カワサキはイタリアの二輪車ショー「EICMA」で2022年に電動車を投入する方針を発表
ヤマハ発動機が投入する電動スクーターの試作車
BMWの「CE04」

二輪車メーカーが2022年に新型の電動二輪車を相次いで投入する。ヤマハ発動機は125cc級の電動スクーターを日欧で発売する。カワサキモータースは3種類の電動車を発売する方針だ。BMWも400cc級の電動スクーターを市場投入する。欧州を中心に世界で環境意識が高まるなか、電動車を投入し、社会的なニーズに応える。3社の新型車が価格や航続距離をどれだけガソリン車に近づけることができるか。
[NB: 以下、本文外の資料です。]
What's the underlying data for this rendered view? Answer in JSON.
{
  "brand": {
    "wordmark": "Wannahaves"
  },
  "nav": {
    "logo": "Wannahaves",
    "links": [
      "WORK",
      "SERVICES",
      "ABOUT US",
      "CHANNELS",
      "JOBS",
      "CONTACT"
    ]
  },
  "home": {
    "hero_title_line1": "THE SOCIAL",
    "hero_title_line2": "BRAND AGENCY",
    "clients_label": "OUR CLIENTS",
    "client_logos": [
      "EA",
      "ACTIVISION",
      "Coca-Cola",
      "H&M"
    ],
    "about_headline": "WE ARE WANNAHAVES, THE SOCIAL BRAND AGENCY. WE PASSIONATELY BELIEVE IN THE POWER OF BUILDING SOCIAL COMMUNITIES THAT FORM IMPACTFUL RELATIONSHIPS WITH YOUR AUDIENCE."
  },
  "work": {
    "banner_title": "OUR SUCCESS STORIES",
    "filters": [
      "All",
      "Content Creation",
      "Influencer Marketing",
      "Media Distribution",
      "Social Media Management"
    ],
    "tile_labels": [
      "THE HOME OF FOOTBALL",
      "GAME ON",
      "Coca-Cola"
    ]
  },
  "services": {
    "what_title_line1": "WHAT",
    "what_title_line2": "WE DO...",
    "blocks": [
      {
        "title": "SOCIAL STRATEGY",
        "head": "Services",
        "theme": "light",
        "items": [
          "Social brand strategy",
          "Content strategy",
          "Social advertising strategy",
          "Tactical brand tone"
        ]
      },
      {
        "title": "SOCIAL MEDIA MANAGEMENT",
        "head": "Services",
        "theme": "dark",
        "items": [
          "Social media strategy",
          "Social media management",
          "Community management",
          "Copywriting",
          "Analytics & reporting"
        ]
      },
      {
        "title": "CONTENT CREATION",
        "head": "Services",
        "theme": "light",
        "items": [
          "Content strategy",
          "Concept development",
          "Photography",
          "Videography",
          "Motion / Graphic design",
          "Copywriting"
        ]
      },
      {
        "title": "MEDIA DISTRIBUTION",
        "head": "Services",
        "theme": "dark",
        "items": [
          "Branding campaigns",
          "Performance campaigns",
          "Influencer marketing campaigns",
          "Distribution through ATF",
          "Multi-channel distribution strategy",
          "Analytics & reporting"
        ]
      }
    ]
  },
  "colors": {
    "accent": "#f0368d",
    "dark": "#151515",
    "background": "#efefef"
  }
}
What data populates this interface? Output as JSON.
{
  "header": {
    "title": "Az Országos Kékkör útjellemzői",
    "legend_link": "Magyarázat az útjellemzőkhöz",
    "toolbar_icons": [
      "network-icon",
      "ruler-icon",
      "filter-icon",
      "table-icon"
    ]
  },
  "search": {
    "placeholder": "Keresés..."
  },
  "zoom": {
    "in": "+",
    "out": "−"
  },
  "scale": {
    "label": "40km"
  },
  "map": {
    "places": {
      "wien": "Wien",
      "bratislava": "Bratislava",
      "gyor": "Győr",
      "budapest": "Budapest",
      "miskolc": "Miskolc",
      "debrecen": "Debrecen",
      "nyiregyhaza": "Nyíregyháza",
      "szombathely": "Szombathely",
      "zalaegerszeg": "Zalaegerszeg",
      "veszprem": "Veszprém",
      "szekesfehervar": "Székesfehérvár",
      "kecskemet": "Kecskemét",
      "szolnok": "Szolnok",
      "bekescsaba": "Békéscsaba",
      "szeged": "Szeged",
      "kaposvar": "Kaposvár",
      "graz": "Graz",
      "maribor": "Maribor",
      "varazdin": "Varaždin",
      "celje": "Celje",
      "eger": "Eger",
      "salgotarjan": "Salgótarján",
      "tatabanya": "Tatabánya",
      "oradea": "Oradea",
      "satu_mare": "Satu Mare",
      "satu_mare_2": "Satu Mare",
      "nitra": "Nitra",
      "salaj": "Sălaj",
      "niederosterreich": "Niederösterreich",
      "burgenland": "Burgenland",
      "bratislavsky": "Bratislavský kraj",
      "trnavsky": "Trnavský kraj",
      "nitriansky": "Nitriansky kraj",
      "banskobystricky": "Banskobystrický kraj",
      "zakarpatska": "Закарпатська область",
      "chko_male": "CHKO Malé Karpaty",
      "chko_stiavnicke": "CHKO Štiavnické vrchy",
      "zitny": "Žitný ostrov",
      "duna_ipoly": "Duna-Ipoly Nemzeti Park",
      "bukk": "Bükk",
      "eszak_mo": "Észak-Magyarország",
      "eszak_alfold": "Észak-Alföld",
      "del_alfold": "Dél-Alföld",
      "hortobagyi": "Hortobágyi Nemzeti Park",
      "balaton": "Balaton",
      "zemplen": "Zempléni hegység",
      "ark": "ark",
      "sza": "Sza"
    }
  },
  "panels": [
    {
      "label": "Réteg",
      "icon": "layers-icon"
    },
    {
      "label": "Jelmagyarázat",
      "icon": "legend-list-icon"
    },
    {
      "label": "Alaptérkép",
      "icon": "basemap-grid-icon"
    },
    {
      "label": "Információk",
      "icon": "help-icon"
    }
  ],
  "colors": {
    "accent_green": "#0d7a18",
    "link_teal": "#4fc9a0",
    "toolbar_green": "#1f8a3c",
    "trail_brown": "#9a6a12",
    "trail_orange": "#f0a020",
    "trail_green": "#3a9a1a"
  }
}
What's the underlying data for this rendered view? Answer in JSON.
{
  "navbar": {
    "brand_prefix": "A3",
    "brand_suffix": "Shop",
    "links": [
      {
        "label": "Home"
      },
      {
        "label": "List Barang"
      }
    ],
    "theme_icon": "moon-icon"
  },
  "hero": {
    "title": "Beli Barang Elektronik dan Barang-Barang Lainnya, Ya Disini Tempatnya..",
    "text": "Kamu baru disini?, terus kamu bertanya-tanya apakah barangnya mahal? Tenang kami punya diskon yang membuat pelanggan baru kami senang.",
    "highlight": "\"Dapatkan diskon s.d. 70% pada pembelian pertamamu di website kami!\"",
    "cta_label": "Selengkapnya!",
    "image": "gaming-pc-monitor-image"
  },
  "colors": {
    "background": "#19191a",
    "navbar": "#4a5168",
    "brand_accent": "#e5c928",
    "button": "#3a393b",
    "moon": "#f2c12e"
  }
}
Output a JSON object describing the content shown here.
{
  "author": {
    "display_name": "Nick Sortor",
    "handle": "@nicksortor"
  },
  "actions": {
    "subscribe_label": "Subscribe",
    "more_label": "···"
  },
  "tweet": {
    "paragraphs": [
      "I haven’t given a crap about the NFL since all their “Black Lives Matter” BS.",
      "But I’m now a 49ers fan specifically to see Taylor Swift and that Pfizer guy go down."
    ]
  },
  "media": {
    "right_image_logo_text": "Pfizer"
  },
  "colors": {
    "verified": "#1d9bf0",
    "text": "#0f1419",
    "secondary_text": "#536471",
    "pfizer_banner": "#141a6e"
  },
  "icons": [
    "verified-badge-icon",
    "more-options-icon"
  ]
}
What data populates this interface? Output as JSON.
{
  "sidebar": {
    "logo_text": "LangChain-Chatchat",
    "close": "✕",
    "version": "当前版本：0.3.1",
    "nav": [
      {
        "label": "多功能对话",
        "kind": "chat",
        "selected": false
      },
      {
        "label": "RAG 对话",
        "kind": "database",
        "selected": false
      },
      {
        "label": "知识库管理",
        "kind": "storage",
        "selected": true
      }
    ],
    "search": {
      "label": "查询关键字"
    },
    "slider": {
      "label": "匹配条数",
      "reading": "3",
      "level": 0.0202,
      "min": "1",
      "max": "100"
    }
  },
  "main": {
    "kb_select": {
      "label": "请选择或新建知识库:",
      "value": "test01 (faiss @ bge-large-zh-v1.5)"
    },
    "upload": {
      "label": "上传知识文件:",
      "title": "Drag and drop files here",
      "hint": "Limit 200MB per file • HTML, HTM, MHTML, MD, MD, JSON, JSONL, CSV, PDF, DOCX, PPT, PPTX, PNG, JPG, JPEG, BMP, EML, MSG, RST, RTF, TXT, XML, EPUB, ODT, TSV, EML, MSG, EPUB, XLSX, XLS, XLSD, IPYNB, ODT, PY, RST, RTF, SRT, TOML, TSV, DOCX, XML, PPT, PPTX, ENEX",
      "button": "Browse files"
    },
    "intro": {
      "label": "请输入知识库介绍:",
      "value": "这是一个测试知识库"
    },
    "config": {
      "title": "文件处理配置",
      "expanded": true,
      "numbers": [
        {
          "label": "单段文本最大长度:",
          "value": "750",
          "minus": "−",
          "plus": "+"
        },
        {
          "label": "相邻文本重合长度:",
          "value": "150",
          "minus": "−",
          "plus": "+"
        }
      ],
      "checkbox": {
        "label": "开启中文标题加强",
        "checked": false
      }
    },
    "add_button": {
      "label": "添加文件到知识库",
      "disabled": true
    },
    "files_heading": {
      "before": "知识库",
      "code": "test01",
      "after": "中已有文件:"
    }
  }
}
四輪と比べて厳しいとされる二輪の電動化の現在地を示す指標となりそうだ。

ヤマハ発が投入するのは、自社開発では初となる125cc級の電動スクーター。スペックは現時点で公表していないが、航続距離が29kmの「Eビーノ」と比べると「全然レベルが違う距離を走ることができる」(日髙祥博社長)という。22年春をめどに日本と欧州で発売し、その後、販売地域を広げていく方針だ。

BMWは、400cc級の電動スクーター「CE04」を投入する。14年に発売した大型の電動スクーター「Cエボリューション」と比べて一回りコンパクトにした。航続距離は130kmになる見通し。欧州だけではなく日本への展開も視野に入れているという。

両社がスクーターを投入する一方、カワサキが開発を進めるのがスポーツタイプの電動車。同社は25年までに10機種以上の電動二輪車を投入し、35年までに先進国の主要モデルをすべて電動車に切り替える方針を掲げている。その第一弾となるモデルを22年に発売する見通しだ。21年11月にイタリアで開かれた二輪車ショーで伊藤浩社長は「ガソリンエンジンは優れているが、電動パワーユニットも素晴らしい」と述べ、少なくとも3機種の電動車を投入する方針を示した。

各社が投入する電動車で注目されるのは価格帯だ。ヤマハ発のEビーノの場合、航続距離はガソリン車の「ビーノ」と比べて9割以上短いにもかかわらず、価格は約26万円と3割近くアップする。ハーレーダビッドソンが20年末に日本で受注を開始した「ライブワイヤー」は航続距離が235kmで価格が約350万円。いずれのモデルも割高な価格と短い航続距離がネックとなり、販売台数は伸び悩む。ヤマハ発は新型の電動スクーターをまず実証実験を兼ねたリースで販売することとし、ユーザーの反応を見たうえで今後の商品開発の方向性を定めていく考えだ。

国土交通省によると、二輪車が国内で排出する二酸化炭素(CO2)は79万トンと、日本全体のCO2排出量のわずか0.074%に過ぎない(18年実績)。全体の15%を占める四輪車と比べると環境に与える影響は小さい。それでも世界がカーボンニュートラルを目指す以上、二輪も電動化の波は避けて通ることができない。各社は合成燃料の活用などエンジンが残るシナリオにも備えつつ、電動車の商品力向上へ開発を急ぐ。